Later on they built a brand new bus station and drove all the street people away.  They even installed pay crappers, not for the money so much, but as a way of keeping street people from going into one of the stalls and sleeping the day away on the pot there where it was warm.  Once I was there trying to get to see Carol when she was going to college in Riverside.  I forget what was going on.  Maybe it was the air controllers strike, but a film crew took pictures of people standing in line at the Greyhound depot.  That night I got a call from a friend back East saying he had seen me on national TV waiting in line for a bus at the Greyhound bus depot.  Later on, I saw the clip and sure enough there I was with my splendid head of auburn hair and beard of course—on national TV waiting for the Greyhound Bus.

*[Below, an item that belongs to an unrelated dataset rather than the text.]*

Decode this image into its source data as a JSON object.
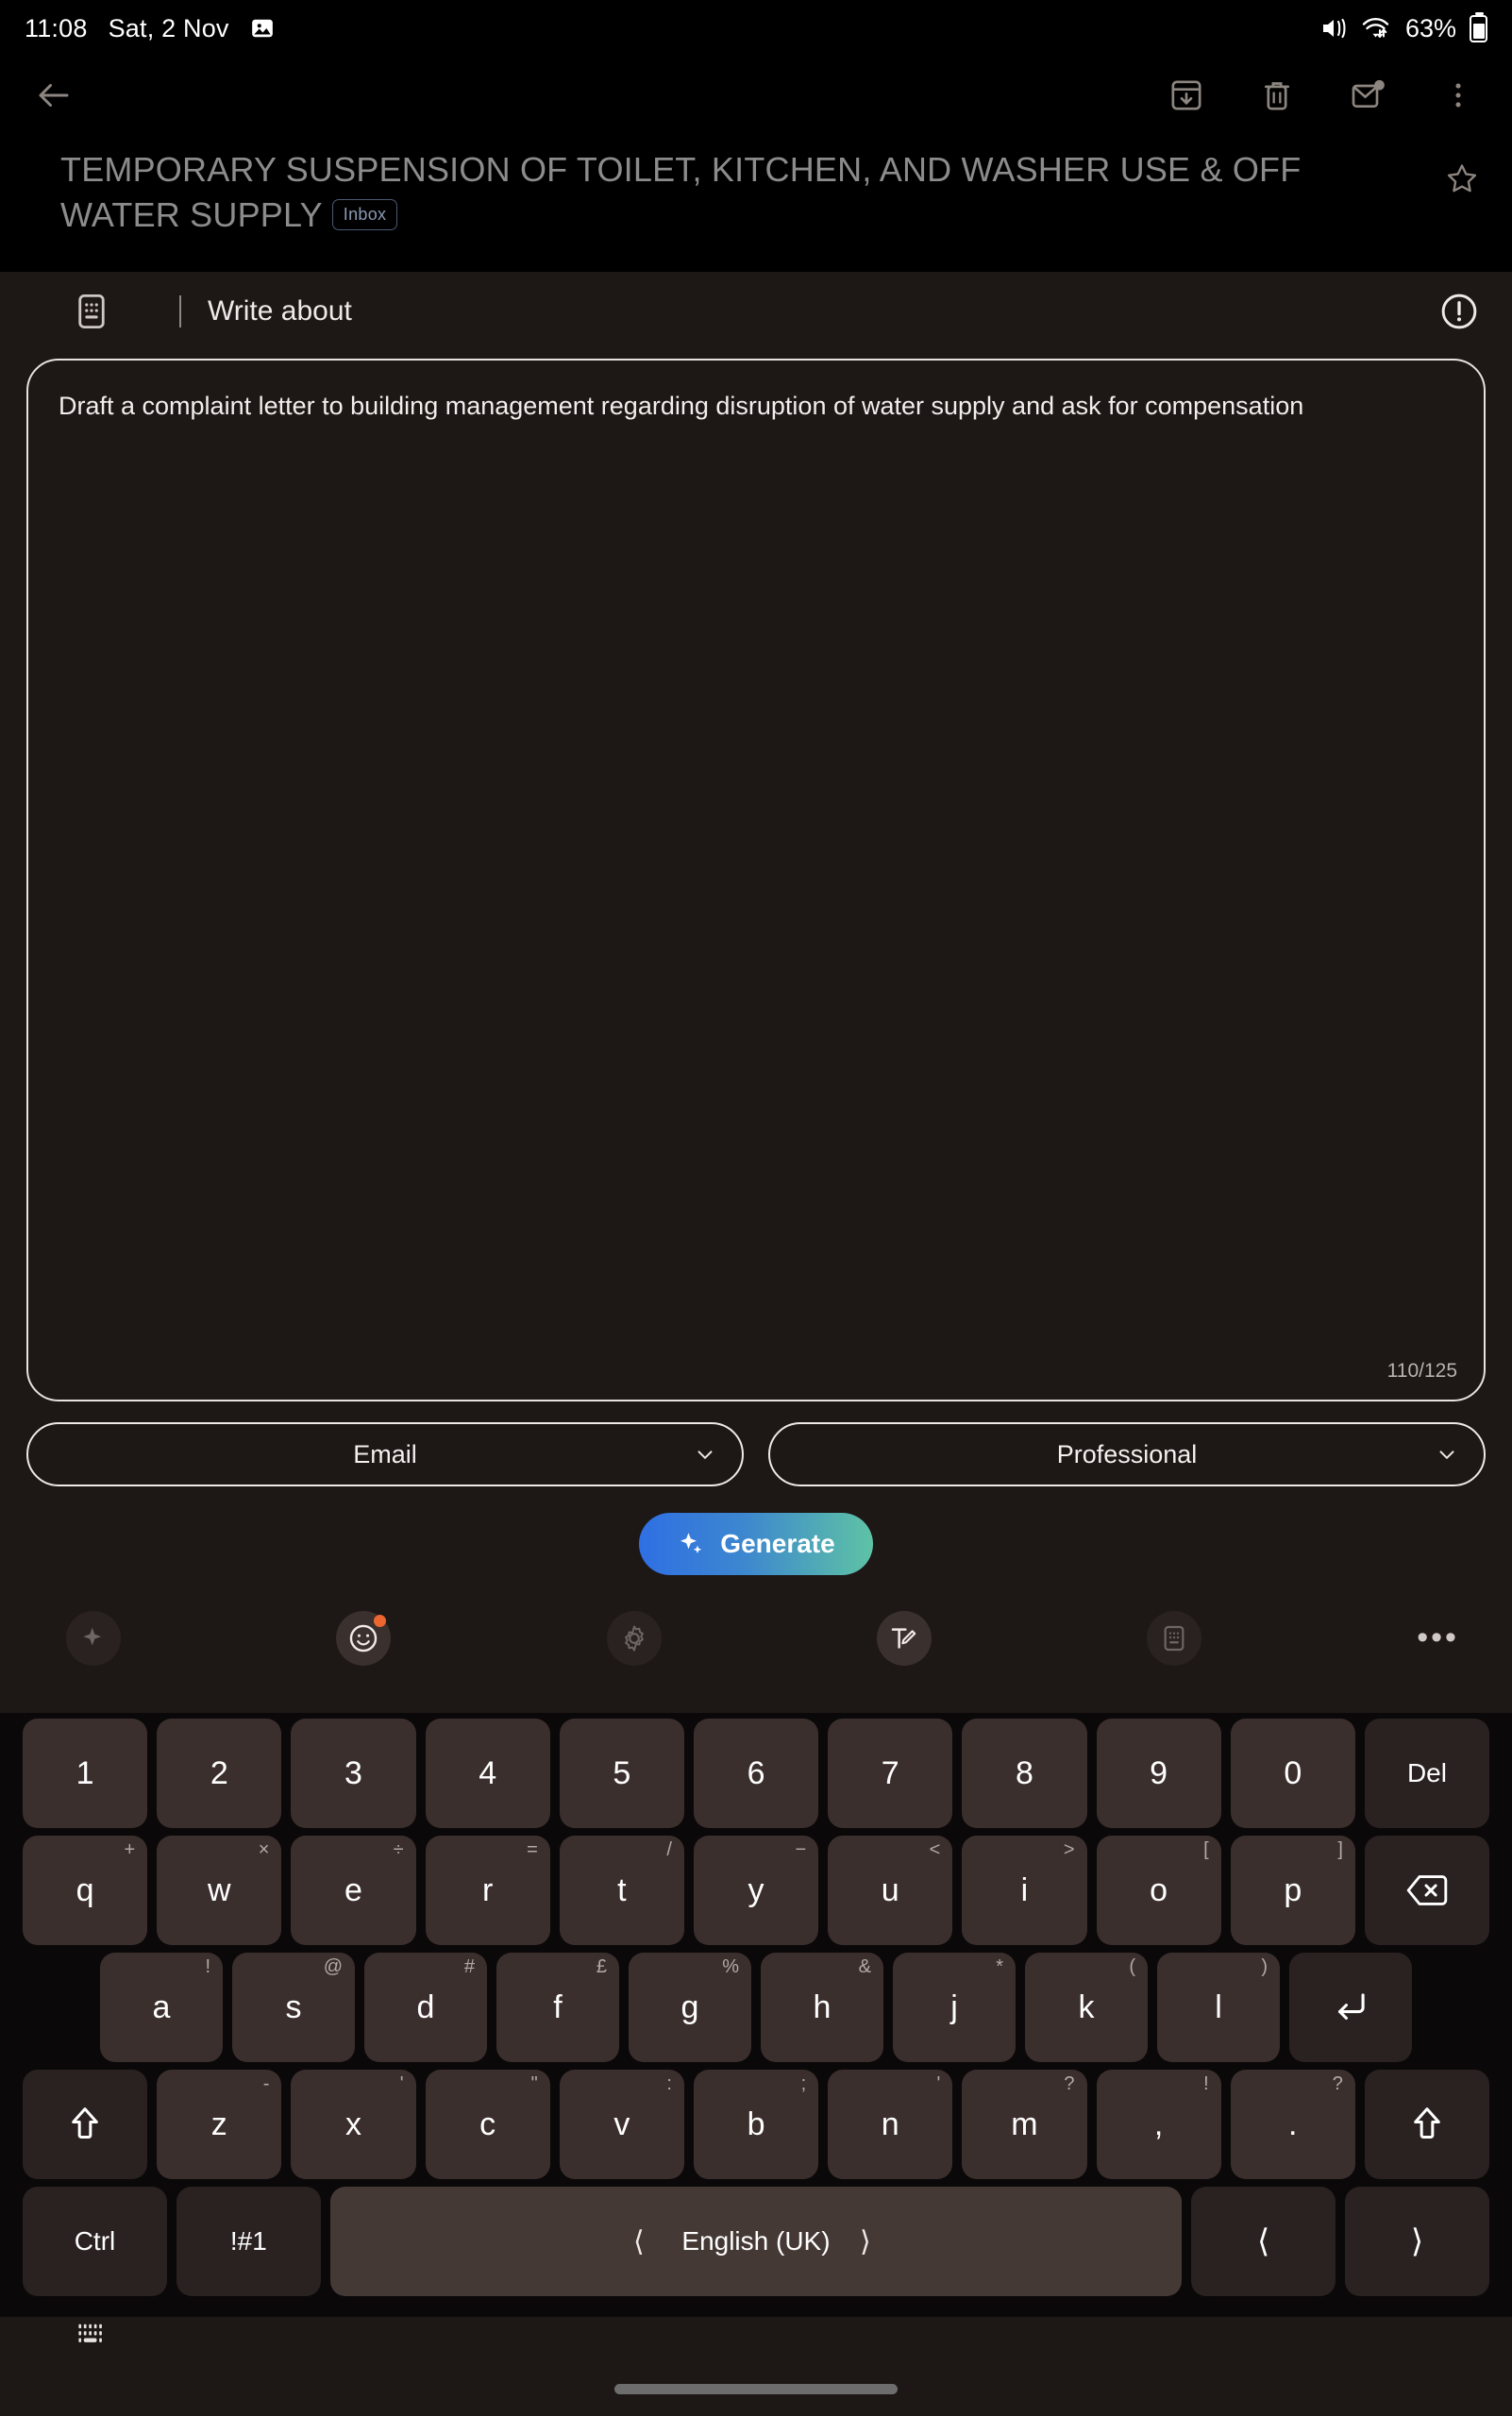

Those days you could smoke in the back of the bus so that’s where I would head, and more than once on diverse trips around the state I ended up sitting next to some wizened guy with a brown paper bag with a bottle of wine or hard stuff in it.  And sure enough we would get to talking and the guy would want to know if I wanted a hit of his stuff, and I would say no, but he would keep at it—like, are you sure, now.  Cause there’s plenty where that came from—and so on and so forth, till continuing to refuse seem downright not polite.  So there I would be with the brown paper bag in my hand trying to figure out if the guy would be terribly offended if I wiped off the bottle where his mouth had been.  Usually I figured what the hell, since whatever was in that bottle could probably kill anything.

Usually after one drink the guy would leave you alone.  It wasn’t about sharing booze.  It was more just a social thing, like tipping your hat to say hello.  One tip was enough.